A basic understanding of the first law is important because it means that transforming pollution from one form to another is not the same as eliminating pollution.
You are using energy as an analogy for pollution, but this is not valid because pollution is not a precise term. What are the units of pollution?
It's good to be critical of the greenwashing of environmental degradation in the name of progress which will eventually clean it back up, but starting with thermodynamics to do it leaves a lot of missing steps and a results in a lot of handwaving.
Ok, I agree that it is not the most precise language, but the basic message is there. The units of pollution, as you are implying (I think), will change as substances are transformed. For example, sulfur dioxide is formed during combustion and then transformed during scrubbing, so the pollutant has changed, yet there is still a pollutant, of some form, to be dealt with...
I don't see how starting with thermodynamics as a theoretical foundation instead of EKCs leads to "handwaving".
But is the analogy a useful one? Mass may be conserved, but form matters. With you rather have a pound of plutonium or a pound of soot scattered in your backyard? Location and other issues also come into play. If various technologies and policies actually do manage to mitigate the harm from industrial byproducts, what are the added insights from an analogy with thermodynamics? I agree with JoulesBurn's earlier point...there is no scalar measure of pollution that is conserved. The fact that sulfur is scrubbed from emissions does not automatically imply an equally harmful form of pollution somewhere else.
The fact that sulfur is scrubbed from emissions does not automatically imply an equally harmful form of pollution somewhere else.
I acknowledge that very point in the post,
Wealth may allow societies to deal with pollution in a more efficient manner or transform pollution into a less harmful form, but the idea that all nations can become wealthy by consuming the world's resources yet be pollution-free is antithetical to the laws of thermodynamics.
The EKC doesn't imply that society will eventually be pollution free. It only implies that pollution levels will eventually decline. The usual argument is based on environmental quality as a normal good, so as incomes rise people want more of. Brian Copeland and Scott Taylor use production functions that imply an upper bound to pollution abatement in their models.
Edit In economic models, the EKC results from policy intervention (typically a pollution tax). Since full abatement is ruled out, there is always some level of pollution in these models. There is no law of human behaviour that I'm aware of that dictates the response will actually happen.
Copeland, Brian R. and M. Scott Taylor (2003). Trade and the Environment: Theory and Evidence Princeton University Press.
"For example, sulfur dioxide is formed during combustion and then transformed during scrubbing, so the pollutant has changed, yet there is still a pollutant, of some form, to be dealt with..."
You can sell your pollution(gypsum) to ofset some the cost of the FGD system.
OK, but you said this:
You are using energy as an analogy for pollution, but this is not valid because pollution is not a precise term. What are the units of pollution?
It's good to be critical of the greenwashing of environmental degradation in the name of progress which will eventually clean it back up, but starting with thermodynamics to do it leaves a lot of missing steps and a results in a lot of handwaving.
Ok, I agree that it is not the most precise language, but the basic message is there. The units of pollution, as you are implying (I think), will change as substances are transformed. For example, sulfur dioxide is formed during combustion and then transformed during scrubbing, so the pollutant has changed, yet there is still a pollutant, of some form, to be dealt with...
I don't see how starting with thermodynamics as a theoretical foundation instead of EKCs leads to "handwaving".
You get a byproduct. It may or may not constitute a form of pollution.
Maybe a better way of saying:
Thermodynamics is an analogy. It's not a law of physics which applies here.

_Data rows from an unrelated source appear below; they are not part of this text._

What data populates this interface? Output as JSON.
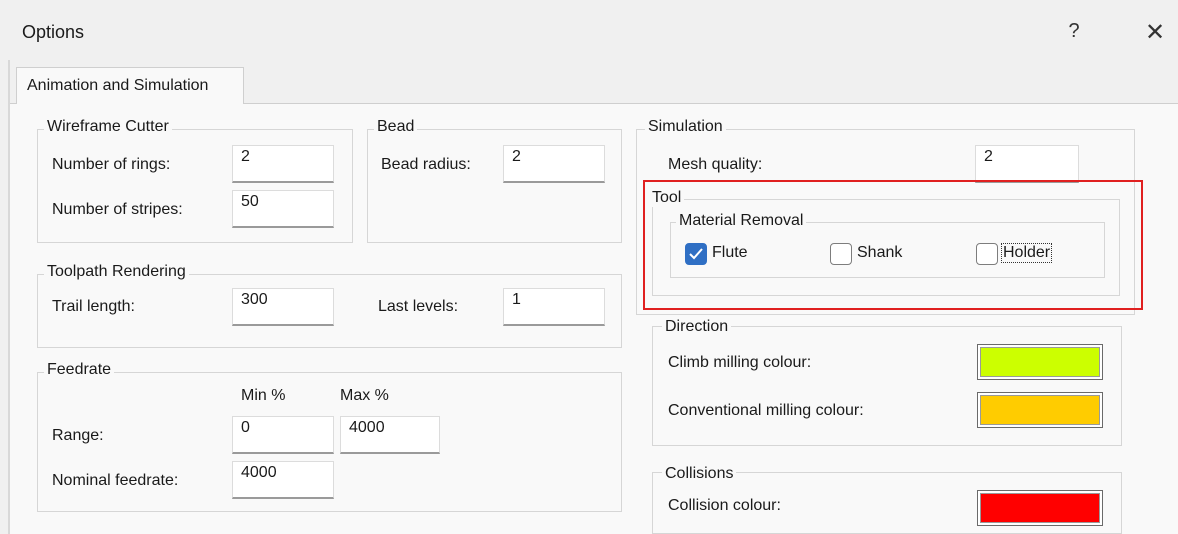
{
  "window": {
    "title": "Options",
    "help_label": "?",
    "close_label": "✕"
  },
  "tabs": [
    {
      "label": "Animation and Simulation",
      "active": true
    }
  ],
  "wireframe_cutter": {
    "legend": "Wireframe Cutter",
    "rings_label": "Number of rings:",
    "rings_value": "2",
    "stripes_label": "Number of stripes:",
    "stripes_value": "50"
  },
  "bead": {
    "legend": "Bead",
    "radius_label": "Bead radius:",
    "radius_value": "2"
  },
  "toolpath_rendering": {
    "legend": "Toolpath Rendering",
    "trail_label": "Trail length:",
    "trail_value": "300",
    "last_levels_label": "Last levels:",
    "last_levels_value": "1"
  },
  "feedrate": {
    "legend": "Feedrate",
    "min_header": "Min %",
    "max_header": "Max %",
    "range_label": "Range:",
    "range_min": "0",
    "range_max": "4000",
    "nominal_label": "Nominal feedrate:",
    "nominal_value": "4000"
  },
  "simulation": {
    "legend": "Simulation",
    "mesh_quality_label": "Mesh quality:",
    "mesh_quality_value": "2",
    "tool": {
      "legend": "Tool",
      "material_removal": {
        "legend": "Material Removal",
        "flute": {
          "label": "Flute",
          "checked": true
        },
        "shank": {
          "label": "Shank",
          "checked": false
        },
        "holder": {
          "label": "Holder",
          "checked": false
        }
      }
    },
    "direction": {
      "legend": "Direction",
      "climb_label": "Climb milling colour:",
      "climb_color": "#ccff00",
      "conventional_label": "Conventional milling colour:",
      "conventional_color": "#ffcc00"
    },
    "collisions": {
      "legend": "Collisions",
      "collision_label": "Collision colour:",
      "collision_color": "#ff0000"
    }
  },
  "colors": {
    "highlight": "#e02020",
    "accent": "#2f6fc4"
  }
}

But is the analogy a useful one? Mass may be conserved, but form matters. With you rather have a pound of plutonium or a pound of soot scattered in your backyard? Location and other issues also come into play. If various technologies and policies actually do manage to mitigate the harm from industrial byproducts, what are the added insights from an analogy with thermodynamics? I agree with JoulesBurn's earlier point...there is no scalar measure of pollution that is conserved. The fact that sulfur is scrubbed from emissions does not automatically imply an equally harmful form of pollution somewhere else.
I acknowledge that very point in the post,
The EKC doesn't imply that society will eventually be pollution free. It only implies that pollution levels will eventually decline. The usual argument is based on environmental quality as a normal good, so as incomes rise people want more of. Brian Copeland and Scott Taylor use production functions that imply an upper bound to pollution abatement in their models.
Edit In economic models, the EKC results from policy intervention (typically a pollution tax). Since full abatement is ruled out, there is always some level of pollution in these models. There is no law of human behaviour that I'm aware of that dictates the response will actually happen.
Copeland, Brian R. and M. Scott Taylor (2003). Trade and the Environment: Theory and Evidence Princeton University Press.
"For example, sulfur dioxide is formed during combustion and then transformed during scrubbing, so the pollutant has changed, yet there is still a pollutant, of some form, to be dealt with..."
You can sell your pollution(gypsum) to ofset some the cost of the FGD system.